2: The storeDir directive checks if the database is stored at that path, otherwise the process will run and fetch it. params.db_cachedir provides a means for independent workflow runs to use the same database.

Logging best practices

Write messages to standard error
Capture error messages from tools in logs through file redirection.
tee captures output from stdin, and writes to both stdout and a file.
When running on a scratch disk and an error occurs, the output will still be in .command.err/.command.log, and not lost to a relinquished allocation.

process ANALYZE {
    script:
    """
    echo "[TASK] Starting analysis for ${meta.id}" >&2
    echo "[TASK] Using ${task.cpus} CPUs and ${task.memory}" >&2

    analyze.sh ${input} > output.txt 2> >(tee -a analysis.log >&2)

    echo "[TASK] Analysis complete for ${meta.id}" >&2
    """
}

Formatting and linting

Formatting: Restructure code appearance.
Linting: Analyse code to detect errors.

Nextflow recently released a linter and formatter.

nextflow lint [--format] -exclude .pixi -exclude results .

This is also included in the Nextflow extension for various IDE’s.

Batch short tasks in processes

As previously mentioned, many short tasks increase scheduling overhead.
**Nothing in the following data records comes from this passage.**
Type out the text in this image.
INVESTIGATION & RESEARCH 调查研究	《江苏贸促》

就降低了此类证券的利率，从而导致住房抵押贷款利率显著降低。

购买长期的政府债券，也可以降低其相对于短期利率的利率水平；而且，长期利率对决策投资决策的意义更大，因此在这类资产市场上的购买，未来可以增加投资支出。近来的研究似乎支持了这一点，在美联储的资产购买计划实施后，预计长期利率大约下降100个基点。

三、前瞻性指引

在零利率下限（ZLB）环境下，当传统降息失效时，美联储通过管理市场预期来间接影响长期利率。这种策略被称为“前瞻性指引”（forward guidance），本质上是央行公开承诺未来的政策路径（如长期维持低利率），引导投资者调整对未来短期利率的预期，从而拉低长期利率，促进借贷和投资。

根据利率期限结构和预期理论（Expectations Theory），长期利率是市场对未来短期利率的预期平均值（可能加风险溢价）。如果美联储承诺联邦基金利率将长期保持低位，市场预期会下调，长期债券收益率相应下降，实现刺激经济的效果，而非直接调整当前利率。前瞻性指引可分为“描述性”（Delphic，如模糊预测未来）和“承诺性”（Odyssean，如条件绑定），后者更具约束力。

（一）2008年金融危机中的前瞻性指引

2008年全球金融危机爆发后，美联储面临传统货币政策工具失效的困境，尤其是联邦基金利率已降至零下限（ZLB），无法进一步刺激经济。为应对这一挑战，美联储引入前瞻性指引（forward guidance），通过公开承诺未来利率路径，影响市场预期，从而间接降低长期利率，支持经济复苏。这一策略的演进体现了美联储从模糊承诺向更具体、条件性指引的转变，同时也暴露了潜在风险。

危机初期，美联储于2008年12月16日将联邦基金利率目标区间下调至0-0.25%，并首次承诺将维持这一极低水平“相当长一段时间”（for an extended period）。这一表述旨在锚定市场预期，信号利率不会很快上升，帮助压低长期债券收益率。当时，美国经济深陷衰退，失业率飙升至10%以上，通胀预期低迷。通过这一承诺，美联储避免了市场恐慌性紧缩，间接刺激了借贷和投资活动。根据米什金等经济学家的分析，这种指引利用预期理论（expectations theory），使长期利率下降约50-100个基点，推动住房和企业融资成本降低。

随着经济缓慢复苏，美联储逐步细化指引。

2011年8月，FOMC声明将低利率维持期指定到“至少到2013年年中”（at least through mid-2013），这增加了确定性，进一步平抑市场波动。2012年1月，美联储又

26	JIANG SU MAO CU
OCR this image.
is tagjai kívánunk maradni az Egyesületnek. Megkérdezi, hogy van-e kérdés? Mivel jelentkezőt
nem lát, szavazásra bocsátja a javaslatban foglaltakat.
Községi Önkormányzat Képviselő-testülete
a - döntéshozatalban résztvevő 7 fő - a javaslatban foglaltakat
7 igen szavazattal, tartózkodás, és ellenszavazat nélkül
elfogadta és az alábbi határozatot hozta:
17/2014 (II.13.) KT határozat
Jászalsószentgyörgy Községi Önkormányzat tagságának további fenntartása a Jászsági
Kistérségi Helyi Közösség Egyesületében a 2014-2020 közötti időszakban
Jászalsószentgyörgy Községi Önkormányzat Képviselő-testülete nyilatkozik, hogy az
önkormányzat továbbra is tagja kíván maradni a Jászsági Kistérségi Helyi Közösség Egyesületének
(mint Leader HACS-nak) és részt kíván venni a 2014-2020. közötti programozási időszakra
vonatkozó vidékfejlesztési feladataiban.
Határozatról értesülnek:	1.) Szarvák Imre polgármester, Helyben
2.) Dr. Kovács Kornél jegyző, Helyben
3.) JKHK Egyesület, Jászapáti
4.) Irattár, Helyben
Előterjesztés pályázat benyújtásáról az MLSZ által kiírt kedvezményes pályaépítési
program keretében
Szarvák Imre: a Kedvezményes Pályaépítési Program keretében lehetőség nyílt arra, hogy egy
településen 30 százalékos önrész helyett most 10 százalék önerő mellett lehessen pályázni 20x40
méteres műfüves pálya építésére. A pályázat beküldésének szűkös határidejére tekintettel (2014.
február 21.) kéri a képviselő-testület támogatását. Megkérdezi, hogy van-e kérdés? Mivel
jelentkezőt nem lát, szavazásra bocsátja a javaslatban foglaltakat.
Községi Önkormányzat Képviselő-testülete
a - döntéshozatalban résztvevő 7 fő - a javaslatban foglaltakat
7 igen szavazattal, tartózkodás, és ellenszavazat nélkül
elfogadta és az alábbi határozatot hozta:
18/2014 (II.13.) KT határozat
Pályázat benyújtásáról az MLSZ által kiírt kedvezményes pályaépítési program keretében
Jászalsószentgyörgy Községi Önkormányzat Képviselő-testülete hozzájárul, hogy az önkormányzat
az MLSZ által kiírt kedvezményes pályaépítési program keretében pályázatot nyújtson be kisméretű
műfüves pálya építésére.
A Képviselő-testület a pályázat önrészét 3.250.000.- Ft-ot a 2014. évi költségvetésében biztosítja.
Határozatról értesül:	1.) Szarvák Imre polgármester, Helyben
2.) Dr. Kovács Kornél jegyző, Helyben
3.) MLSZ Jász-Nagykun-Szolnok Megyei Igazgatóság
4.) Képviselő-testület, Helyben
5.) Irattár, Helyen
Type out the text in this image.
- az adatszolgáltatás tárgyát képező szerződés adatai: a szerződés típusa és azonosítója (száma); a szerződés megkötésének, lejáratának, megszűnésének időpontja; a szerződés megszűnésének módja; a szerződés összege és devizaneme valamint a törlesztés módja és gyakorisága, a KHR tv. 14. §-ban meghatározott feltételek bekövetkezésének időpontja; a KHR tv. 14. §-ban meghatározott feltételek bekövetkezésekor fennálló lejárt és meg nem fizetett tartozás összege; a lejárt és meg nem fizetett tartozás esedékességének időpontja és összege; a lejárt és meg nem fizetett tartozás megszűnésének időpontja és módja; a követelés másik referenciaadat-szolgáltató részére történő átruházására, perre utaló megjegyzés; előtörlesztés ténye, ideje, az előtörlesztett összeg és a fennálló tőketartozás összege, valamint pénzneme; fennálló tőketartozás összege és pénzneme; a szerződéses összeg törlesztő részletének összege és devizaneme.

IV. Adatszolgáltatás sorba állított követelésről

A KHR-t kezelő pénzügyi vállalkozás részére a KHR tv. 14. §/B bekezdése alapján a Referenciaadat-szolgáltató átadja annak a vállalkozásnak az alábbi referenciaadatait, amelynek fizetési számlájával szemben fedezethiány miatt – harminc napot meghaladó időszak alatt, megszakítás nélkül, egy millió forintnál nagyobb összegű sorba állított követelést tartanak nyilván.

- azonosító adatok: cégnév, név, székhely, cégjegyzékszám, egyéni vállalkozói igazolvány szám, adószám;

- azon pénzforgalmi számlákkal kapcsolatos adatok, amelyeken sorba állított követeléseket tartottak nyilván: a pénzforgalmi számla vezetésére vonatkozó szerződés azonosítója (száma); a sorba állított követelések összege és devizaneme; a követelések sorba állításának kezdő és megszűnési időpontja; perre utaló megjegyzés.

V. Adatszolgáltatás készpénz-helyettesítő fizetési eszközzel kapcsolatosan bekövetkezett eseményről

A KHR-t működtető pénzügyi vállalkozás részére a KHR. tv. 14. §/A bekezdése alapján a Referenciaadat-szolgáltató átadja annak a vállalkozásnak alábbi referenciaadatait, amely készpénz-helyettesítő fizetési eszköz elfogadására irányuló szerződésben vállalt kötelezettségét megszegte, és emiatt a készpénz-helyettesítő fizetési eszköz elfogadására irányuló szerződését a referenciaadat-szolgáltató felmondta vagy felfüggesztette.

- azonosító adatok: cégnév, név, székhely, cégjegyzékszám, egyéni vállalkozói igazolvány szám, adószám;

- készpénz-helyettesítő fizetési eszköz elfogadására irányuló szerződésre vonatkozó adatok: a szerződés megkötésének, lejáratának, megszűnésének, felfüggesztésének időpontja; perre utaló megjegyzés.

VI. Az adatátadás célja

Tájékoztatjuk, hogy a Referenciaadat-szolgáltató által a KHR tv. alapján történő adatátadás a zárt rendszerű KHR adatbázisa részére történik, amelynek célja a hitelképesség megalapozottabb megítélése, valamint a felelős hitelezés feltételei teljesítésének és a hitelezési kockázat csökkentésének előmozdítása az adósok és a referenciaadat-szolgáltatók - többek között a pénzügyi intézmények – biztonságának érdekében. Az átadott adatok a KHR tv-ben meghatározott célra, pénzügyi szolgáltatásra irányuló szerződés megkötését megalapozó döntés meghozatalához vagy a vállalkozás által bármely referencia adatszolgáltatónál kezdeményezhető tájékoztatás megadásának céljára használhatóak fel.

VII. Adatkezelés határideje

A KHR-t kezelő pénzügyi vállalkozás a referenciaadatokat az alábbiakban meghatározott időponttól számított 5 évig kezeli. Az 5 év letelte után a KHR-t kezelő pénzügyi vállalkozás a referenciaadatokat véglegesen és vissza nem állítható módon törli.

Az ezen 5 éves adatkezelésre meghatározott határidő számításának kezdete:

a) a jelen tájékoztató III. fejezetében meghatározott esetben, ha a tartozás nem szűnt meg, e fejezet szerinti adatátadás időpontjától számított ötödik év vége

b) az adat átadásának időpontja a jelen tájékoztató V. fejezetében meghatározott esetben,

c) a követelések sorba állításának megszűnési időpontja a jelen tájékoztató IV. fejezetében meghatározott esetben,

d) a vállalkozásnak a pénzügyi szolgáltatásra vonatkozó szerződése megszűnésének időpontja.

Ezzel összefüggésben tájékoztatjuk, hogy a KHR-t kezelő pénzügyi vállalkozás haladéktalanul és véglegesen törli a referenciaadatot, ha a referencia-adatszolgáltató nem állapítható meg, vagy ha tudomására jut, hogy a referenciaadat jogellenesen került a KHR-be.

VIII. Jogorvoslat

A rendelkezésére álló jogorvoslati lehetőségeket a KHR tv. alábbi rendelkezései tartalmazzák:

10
If you have short tasks, try to batch them in with existing processes.

main.nf

process BAM_STATS_SAMTOOLS {

    input:
    tuple val(meta), path(bam), path(index)

    script:
    """
    samtools stats --threads $task.cpus $bam > ${bam}.stats
    samtools flagstat --threads $task.cpus $bam > ${bam}.flagstat
    samtools idxstats $bam > ${bam}.idxstats
    """

    output:
    tuple val(meta), path "*.stats"   , emit: stats
    tuple val(meta), path "*.flagstat", emit: flagstat
    tuple val(meta), path "*.idxstats", emit: idxstats
    tuple val(task.process), val('samtools'), eval("samtools --version |& sed 's/^.*samtools //; s/Using.*\$//'"), emit: versions, topic: versions
}

Alternatively, implement the processes such that they process files in batches.

main.nf

process BATCH_GUNZIP {

    input:
1    path archives

2    script:
    """
    printf "%s\\n" ${archives} | \\
        xargs -P ${task.cpus} -I {} \\
        bash -c 'gzip -cdf {} > \$( basename {} .gz )'
    """
}

1: Input lists of files using collect(), buffer(), or similar channel operators. Alternatively file paths can be collected together using collectFile() and staged as an input file (file of filenames).
2: Commands could be run serially with for or while, or could be parallelized using xargs or parallel.

Summary

Users:
- Use a parameter file.
- Use a launch script.
- Run with a fixed revision.
- Override configuration with a custom config.
- Use scratch disks.
- Decide to schedule or run locally based on task timing.
- Debug processes using the work directory.
- Use nextflow log and nextflow clean.
Developers:
- Include a test data set.
- Be mindful of object types.
- Use storeDir for databases or other stable files.
- Log stdout and stderr with tee to a file and their respective output streams.
- Format and lint your code.
- Batch tasks appropriately for performance.